Paul Michel, Former Chief Judge, U.S. Court of Appeals for the Federal Circuit
“In the last half decade, the patent world has been turned upside down. But the Supreme Court doesn’t realize that yet. The Congress doesn’t seem fully to realize that yet. So we need a better sense of history.”
“And secondly, we need a much better sense of proportion. So, for example, the Congress has been so propagandized for the last decade, that it thinks that frivolous lawsuits are the number one problem in the patent world. They are a real problem. I don’t deny there are some frivolous lawsuits, occasionally courts so find. But on a relative basis, the problem of eligibility I would say is a thousand times more important than the problem of occasional frivolous lawsuits. But the sense of proportion is upside down.”
“The Congress thinks the problem is NPE lawsuits, based on frivolous or invalid patents. I think the big problem is that the AIA regime as it’s actually worked in practice, who could have maybe predicted, but as it has actually worked in practice, and now we know, has been unduly harmful and has greatly added to the uncertainty that’s killing investment, killing invention.”

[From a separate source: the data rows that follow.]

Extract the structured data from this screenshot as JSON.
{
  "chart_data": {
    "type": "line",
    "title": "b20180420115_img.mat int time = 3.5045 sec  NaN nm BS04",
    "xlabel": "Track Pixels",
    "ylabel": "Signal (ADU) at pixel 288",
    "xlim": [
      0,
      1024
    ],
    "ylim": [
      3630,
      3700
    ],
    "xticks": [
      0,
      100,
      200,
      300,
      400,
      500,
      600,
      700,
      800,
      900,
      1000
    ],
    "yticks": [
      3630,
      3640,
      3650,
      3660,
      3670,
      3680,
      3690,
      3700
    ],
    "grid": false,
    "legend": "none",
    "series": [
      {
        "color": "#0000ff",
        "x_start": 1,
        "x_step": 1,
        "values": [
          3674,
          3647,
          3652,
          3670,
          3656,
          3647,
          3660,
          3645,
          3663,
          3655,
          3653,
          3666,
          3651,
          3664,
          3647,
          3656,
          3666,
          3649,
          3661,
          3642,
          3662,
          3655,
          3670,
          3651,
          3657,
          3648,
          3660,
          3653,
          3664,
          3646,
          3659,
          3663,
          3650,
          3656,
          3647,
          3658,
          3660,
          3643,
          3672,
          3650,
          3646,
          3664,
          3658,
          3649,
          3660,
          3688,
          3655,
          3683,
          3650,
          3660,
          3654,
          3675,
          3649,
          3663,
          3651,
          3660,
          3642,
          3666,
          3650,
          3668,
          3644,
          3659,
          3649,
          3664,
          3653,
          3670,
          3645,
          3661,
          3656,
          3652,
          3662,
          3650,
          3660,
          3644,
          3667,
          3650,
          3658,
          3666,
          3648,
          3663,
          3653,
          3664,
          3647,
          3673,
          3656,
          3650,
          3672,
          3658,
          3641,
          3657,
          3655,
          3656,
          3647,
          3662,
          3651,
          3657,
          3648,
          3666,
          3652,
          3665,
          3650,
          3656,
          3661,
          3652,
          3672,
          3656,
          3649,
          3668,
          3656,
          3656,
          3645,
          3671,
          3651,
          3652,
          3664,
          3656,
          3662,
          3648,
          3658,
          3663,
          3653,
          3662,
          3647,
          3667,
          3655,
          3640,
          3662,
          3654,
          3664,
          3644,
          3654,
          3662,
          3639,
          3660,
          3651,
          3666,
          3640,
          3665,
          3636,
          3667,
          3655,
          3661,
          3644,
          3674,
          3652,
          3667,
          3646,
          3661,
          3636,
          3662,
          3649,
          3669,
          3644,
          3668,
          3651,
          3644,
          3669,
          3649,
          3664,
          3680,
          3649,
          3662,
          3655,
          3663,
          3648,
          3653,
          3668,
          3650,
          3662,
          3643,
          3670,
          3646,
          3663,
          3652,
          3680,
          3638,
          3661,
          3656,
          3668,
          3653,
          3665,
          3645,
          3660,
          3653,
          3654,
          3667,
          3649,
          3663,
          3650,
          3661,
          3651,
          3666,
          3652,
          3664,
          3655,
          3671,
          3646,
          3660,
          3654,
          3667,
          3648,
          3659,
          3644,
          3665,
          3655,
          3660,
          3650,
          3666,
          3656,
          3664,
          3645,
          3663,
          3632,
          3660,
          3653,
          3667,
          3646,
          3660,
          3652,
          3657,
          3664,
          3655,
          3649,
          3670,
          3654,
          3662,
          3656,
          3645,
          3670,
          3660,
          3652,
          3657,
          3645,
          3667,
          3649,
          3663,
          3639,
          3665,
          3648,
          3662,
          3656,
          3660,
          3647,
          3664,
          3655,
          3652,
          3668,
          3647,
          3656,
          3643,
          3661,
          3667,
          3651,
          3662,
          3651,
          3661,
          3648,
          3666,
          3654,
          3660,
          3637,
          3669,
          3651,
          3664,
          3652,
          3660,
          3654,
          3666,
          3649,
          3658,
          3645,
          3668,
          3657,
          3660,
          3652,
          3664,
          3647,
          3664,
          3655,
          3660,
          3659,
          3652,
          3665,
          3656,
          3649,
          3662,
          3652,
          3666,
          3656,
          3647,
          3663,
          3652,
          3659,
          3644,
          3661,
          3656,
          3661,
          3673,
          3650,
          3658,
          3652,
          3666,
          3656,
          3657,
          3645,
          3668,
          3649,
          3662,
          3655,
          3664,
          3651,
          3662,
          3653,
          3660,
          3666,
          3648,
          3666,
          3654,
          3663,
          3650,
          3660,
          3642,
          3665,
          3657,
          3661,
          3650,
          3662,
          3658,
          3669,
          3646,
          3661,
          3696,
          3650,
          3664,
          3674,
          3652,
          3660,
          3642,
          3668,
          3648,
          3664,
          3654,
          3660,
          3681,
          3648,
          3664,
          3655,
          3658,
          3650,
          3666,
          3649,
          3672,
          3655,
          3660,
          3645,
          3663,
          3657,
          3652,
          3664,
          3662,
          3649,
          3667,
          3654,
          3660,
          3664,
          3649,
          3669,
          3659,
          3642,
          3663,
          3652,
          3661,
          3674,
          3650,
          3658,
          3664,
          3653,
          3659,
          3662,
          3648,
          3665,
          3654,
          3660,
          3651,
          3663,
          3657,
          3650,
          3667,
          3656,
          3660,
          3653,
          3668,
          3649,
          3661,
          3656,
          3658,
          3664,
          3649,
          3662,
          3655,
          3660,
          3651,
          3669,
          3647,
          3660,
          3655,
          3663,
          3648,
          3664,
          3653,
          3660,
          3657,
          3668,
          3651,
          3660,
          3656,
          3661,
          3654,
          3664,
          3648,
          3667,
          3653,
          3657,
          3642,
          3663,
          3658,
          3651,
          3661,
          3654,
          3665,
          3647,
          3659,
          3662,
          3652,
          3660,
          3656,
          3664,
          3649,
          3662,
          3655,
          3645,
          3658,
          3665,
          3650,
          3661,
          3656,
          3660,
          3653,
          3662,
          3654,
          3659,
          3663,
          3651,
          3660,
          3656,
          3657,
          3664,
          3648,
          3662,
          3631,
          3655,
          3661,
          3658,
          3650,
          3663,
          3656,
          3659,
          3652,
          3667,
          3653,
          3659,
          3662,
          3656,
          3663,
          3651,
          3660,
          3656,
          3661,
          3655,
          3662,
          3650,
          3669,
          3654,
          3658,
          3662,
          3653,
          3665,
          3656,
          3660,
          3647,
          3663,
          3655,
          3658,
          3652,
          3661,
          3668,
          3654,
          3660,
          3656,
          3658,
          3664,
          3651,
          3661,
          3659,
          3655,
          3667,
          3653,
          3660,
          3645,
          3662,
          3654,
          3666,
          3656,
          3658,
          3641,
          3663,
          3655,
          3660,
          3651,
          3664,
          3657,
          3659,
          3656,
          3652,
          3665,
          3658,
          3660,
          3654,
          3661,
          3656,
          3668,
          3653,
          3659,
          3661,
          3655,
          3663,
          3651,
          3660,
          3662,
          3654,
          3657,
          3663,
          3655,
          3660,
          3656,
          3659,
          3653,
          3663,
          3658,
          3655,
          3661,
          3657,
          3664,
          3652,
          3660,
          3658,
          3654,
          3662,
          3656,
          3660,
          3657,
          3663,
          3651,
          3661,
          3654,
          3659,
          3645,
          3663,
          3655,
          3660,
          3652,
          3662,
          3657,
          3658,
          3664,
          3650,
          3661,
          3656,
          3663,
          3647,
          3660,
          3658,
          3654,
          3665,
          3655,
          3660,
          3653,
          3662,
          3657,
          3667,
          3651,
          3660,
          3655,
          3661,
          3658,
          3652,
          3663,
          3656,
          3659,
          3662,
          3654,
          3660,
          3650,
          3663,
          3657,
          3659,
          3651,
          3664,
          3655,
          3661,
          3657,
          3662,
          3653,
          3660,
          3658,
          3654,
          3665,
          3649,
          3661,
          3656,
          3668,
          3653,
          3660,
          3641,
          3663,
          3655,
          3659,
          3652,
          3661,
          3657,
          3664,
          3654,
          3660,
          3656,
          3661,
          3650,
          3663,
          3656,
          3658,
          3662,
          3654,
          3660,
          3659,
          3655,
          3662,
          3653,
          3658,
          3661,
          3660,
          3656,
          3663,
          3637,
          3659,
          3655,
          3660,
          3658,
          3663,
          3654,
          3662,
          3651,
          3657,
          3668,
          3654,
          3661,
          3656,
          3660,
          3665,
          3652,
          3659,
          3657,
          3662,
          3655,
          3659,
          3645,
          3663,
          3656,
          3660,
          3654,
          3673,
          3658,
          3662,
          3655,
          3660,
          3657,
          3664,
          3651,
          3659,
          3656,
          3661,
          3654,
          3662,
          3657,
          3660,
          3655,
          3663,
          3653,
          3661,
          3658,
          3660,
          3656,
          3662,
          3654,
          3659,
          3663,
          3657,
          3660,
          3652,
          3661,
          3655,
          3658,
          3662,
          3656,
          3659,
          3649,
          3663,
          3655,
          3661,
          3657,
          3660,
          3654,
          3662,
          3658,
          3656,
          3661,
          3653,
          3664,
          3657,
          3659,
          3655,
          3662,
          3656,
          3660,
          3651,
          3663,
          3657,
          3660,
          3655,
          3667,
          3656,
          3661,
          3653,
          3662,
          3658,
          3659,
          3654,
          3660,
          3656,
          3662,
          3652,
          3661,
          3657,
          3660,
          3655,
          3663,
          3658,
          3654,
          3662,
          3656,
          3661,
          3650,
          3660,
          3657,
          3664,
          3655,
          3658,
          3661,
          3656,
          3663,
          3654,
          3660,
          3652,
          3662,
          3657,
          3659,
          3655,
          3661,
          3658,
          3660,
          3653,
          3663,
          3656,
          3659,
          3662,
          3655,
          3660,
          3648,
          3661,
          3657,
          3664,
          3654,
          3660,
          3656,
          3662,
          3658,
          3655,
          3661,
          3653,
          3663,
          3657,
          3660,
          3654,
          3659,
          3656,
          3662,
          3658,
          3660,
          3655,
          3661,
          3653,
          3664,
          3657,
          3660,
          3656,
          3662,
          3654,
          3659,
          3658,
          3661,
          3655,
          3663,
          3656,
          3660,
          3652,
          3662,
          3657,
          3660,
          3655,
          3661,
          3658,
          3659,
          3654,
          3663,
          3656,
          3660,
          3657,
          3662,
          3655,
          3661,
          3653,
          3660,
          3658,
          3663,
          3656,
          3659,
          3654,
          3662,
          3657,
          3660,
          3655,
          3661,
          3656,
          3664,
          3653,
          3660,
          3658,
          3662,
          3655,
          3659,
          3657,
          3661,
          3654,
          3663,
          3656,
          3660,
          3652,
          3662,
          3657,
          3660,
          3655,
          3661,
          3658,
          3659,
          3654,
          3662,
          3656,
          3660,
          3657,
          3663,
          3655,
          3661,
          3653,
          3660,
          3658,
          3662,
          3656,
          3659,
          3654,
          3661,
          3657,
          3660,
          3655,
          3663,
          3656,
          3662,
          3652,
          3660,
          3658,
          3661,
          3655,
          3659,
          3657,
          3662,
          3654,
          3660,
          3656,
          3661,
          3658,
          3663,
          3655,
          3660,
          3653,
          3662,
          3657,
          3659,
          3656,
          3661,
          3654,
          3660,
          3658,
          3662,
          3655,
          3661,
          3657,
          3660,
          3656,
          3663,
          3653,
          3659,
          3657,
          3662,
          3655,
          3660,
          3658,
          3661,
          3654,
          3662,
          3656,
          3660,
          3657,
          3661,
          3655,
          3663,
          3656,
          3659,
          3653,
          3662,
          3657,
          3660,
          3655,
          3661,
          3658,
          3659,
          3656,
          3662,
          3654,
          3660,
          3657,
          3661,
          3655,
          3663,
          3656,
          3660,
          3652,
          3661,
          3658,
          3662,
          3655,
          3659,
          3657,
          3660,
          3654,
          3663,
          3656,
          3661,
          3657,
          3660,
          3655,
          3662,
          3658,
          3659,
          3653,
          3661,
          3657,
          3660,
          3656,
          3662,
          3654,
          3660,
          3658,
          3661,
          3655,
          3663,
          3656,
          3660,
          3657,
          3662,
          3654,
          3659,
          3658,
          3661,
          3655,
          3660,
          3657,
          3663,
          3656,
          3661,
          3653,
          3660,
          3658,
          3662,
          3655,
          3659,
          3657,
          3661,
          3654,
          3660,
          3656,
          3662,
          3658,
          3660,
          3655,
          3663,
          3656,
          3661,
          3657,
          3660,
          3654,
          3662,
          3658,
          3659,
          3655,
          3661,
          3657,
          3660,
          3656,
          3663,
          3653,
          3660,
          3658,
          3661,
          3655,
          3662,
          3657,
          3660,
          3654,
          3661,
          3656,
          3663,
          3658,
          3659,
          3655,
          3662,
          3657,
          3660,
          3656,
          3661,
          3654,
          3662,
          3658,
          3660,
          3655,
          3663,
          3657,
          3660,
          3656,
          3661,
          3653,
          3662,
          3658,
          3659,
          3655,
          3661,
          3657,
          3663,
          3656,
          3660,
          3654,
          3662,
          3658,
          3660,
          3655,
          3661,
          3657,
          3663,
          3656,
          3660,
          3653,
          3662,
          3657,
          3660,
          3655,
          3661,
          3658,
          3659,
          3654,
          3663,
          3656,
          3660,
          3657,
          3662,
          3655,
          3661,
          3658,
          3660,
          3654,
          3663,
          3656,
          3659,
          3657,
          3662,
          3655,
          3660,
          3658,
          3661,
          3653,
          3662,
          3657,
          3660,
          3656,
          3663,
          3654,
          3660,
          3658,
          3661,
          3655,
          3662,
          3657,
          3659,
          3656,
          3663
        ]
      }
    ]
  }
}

Brian Pomper, Executive Director, Innovation Alliance
“… [A] variety of changes in the system from different quarters, in the courts, the Judicial Conference, from the implementation of the AIA, from other matters, really seems to have changed some of this narrative that we hear… We are here to talk about the changes in the interpretation of Section 101 that are truly wreaking havoc in the patent system.”
Laurie Self, Counsel and Vice President of Government Affairs, Qualcomm
“One of the anecdotes that I hear in talking to many throughout the invention ecosystem, if you will, is that we are increasingly in a world where patent applications are being denied in the United States but granted in other parts of the world. That really is, I think, a reversal of the dynamic that we historically have enjoyed in the United States where we have benefitted from a patent system that is far more flexible in allowing new fields of inventive activity than other parts of the world.”
Ami Patel Shah, Managing Director, Fortress Investment Group
“I’d say in the last few years, companies have come to us for financing, and unfortunately for us, because of new case law, and a lot of these companies don’t know about the 101 changes, so ignorance was bliss for them, and they thought they were still valuable and they continued on. But as you educate them on the recent uncertainty and the drastic change in the 101 rules and what has happened with their patents, we were not able to provide them financing, nor was anyone else in the venture community giving them venture financing because then it became known that their product was unprotected, that anyone could copy it. So companies were put in bankruptcy or they had a fireside sale.”
“And what is distressing is we are seeing that most of the acquisitions have happened from foreign buyers. So all of that intellectual property, all of that R&D money that went in from U.S. companies, from U.S. institutional investors, and after all that work, it is a foreign purchaser who got all acquisition and the know how to then take it to the next stage.”